04-21-2017 05:39 AM
I have created simple program of acquiring three signals using USB-6002 DAQ. The three channels consists of one tacho pulse signal, one vibration signal in X, one vibration signal in Z.
The problem I am facing is that the waveforms of x and z are coming exactly same. They are not same, because when I take individual X and Z signals they are totally different. Please if someone can help me on this topic that would be great.
04-21-2017 05:50 AM
Hi maddy,
so YOU have programmed something which you don't want to show us as all relevant information is hidden behind some ExpressVIs in your image. We cannot debug images!
And YOU have wired something to your USB6002 which you don't want to show us so we could verify this wiring.
But YOU are expecting us to tell you how to solve YOUR problem…
Attach your VI. (Don't forget to apply AutoCleanup before doing so!)
Explain your hardware wiring, a schematics would be nice…
04-21-2017 06:21 AM - edited 04-21-2017 06:26 AM
Hi GerdW,
Thank you for your reply.
Let me explain what I am trying to do. I want to develop a vibration monitoring system which measures vibrations of a rotor in two directions,lets say X and Z. Thus giving me two vibration signals. The third signal is a pulse signal which is generated once per revolution of the rotor.The three signals are connected to AI pins of DAQ.
I want to acquire these three signals simultaneously to understand at what angle of the rotor the vibration amplitude from two sensors were maximum.
The problem that I am facing is that the X and Z vibration are coming exactly identical when rotor is running. In reality, Z direction vibration is more than X direction.
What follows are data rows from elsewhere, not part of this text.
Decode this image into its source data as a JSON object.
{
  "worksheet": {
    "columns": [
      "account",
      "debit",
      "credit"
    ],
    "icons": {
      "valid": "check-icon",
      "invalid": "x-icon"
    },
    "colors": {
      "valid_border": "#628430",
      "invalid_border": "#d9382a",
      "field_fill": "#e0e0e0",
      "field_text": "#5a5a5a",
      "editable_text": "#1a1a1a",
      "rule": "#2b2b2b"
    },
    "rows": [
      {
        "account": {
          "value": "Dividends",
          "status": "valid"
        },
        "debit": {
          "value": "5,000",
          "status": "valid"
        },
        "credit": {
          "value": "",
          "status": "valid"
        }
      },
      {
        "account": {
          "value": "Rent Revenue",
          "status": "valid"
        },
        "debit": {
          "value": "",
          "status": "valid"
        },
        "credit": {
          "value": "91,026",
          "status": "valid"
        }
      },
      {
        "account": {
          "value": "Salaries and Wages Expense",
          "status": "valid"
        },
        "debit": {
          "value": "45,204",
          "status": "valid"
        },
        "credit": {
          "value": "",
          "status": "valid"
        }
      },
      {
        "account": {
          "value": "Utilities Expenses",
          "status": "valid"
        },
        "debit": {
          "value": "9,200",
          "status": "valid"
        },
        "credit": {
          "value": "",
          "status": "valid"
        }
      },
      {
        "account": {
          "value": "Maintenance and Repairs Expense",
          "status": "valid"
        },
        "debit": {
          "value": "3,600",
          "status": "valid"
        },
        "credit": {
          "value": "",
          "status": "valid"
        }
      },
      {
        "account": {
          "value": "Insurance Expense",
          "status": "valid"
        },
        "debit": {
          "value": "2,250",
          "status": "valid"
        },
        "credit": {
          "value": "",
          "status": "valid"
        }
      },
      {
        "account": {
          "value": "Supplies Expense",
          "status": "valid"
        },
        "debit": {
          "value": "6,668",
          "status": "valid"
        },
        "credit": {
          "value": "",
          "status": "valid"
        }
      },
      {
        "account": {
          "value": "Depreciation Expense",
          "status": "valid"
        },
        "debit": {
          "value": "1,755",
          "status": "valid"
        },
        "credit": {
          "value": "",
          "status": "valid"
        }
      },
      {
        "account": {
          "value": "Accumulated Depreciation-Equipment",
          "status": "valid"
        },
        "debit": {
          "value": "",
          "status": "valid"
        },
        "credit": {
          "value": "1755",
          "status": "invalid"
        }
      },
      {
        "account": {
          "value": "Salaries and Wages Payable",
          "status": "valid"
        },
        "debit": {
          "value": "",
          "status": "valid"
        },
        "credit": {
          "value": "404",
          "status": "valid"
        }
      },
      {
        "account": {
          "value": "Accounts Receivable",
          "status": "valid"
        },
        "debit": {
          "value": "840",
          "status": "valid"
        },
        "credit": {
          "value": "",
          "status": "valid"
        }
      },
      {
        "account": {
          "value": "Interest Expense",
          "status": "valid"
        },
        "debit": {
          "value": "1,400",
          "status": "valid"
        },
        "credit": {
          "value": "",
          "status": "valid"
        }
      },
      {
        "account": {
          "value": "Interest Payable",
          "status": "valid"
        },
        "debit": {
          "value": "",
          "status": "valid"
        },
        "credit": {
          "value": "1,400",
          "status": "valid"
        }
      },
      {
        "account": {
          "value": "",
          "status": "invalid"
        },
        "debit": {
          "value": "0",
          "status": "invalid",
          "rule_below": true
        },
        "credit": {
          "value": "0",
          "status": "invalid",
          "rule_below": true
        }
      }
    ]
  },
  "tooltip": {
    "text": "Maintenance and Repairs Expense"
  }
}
The schematic of the sensor board I cannot share because it is Intellectual property of the company.
I have attached my VI with this post.
Thank you.
04-21-2017 06:28 AM
Hi maddy,
unfortunately I'm stuck at LV2014 currently, so I cannot open your VI.
The schematic of the sensor board I cannot share
It's not the sensor board I'm interested in. All I wanted to check is the wire connection to your USB6002: which signal is connected with which pin?
04-21-2017 06:54 AM
1. Are the signals biased to ground (ie the signals are not floating)?
2. What frequency are your vibrations at? You might be filtering out the important information.
04-21-2017 08:10 AM
You can take a quick guess as to what I'm going to say about this:
Oh, that really makes no sense does it? a 15kHz sample rate and a 100Hz lowpass filter. Frankly, the index might need a lowpass at say 1.5x the max Rev/Sec but the vibration data would want a highpass filter to eliminate the the rotor speed component.